O caso teve início em junho de 2025, quando o usuário Liang utilizou um plugin de IA para consultar informações sobre inscrição em universidades. A IA acabou gerando um endereço incorreto do campus principal de determinada instituição. Mesmo após Liang apontar o erro, a IA continuou afirmando que a informação estava correta e chegou a declarar publicamente:
“Se o conteúdo gerado estiver errado, eu lhe pagarei 100 mil yuans. Você pode entrar com ação no Tribunal de Internet de Hangzhou.”
Com base nisso, Liang processou a empresa desenvolvedora, exigindo indenização de 9.999 yuans.
Após a análise, o Tribunal de Internet de Hangzhou estabeleceu três pontos centrais de entendimento jurídico sobre a responsabilidade das IAs generativas:
1. A IA não possui personalidade jurídica
A “promessa de indenização” feita pela IA não representa a real manifestação de vontade da empresa por trás da plataforma e, portanto, não possui validade legal.

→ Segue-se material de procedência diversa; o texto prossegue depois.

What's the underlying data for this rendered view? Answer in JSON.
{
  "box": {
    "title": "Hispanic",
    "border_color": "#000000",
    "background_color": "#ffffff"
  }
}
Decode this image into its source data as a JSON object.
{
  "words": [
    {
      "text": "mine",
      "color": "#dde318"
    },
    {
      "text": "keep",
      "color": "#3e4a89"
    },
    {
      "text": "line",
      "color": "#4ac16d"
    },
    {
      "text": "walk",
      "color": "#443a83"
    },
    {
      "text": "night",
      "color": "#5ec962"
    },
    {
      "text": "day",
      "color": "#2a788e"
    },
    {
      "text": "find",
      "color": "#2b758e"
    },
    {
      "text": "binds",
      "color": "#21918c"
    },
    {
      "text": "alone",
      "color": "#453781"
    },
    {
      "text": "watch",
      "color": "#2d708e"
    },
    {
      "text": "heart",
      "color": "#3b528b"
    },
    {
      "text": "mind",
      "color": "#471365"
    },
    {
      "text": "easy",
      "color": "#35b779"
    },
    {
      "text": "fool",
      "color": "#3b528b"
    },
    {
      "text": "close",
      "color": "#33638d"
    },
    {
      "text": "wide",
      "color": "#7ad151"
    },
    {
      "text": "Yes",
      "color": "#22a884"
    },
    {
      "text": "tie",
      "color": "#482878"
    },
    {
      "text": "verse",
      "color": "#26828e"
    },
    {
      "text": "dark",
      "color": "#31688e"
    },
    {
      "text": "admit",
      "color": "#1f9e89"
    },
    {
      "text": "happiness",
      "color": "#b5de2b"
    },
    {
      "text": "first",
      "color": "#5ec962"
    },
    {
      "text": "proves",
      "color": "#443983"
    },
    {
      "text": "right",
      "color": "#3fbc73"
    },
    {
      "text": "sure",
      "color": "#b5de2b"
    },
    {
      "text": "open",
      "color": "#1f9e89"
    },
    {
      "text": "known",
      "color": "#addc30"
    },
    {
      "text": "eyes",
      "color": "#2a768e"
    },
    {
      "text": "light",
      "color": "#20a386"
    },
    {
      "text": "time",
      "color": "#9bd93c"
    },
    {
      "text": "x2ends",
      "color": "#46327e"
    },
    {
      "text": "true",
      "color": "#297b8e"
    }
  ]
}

2. Aplica-se o princípio da culpa comum
Como os serviços de IA generativa ainda não possuem padrões fixos de controle de qualidade, e as plataformas não conseguem controlar totalmente a aleatoriedade do conteúdo gerado, não se aplica o regime de responsabilidade objetiva típico de produtos.
3. A plataforma cumpriu seu dever de diligência
A empresa ré demonstrou que informou de forma clara, tanto no contrato de uso quanto na página inicial, que o conteúdo poderia conter imprecisões. Além disso, adotou tecnologia RAG (Geração Aumentada por Recuperação) para reduzir riscos de alucinação, sendo considerada como tendo cumprido suas obrigações razoáveis de gestão.
Na decisão, o tribunal fez um alerta importante ao público: é essencial compreender de forma racional as limitações técnicas da IA, evitando tratá-la como uma “autoridade absoluta do conhecimento”.
Em decisões relevantes — como escolha de universidade, questões médicas ou jurídicas — os usuários devem sempre confirmar as informações por meio de canais oficiais e múltiplas fontes.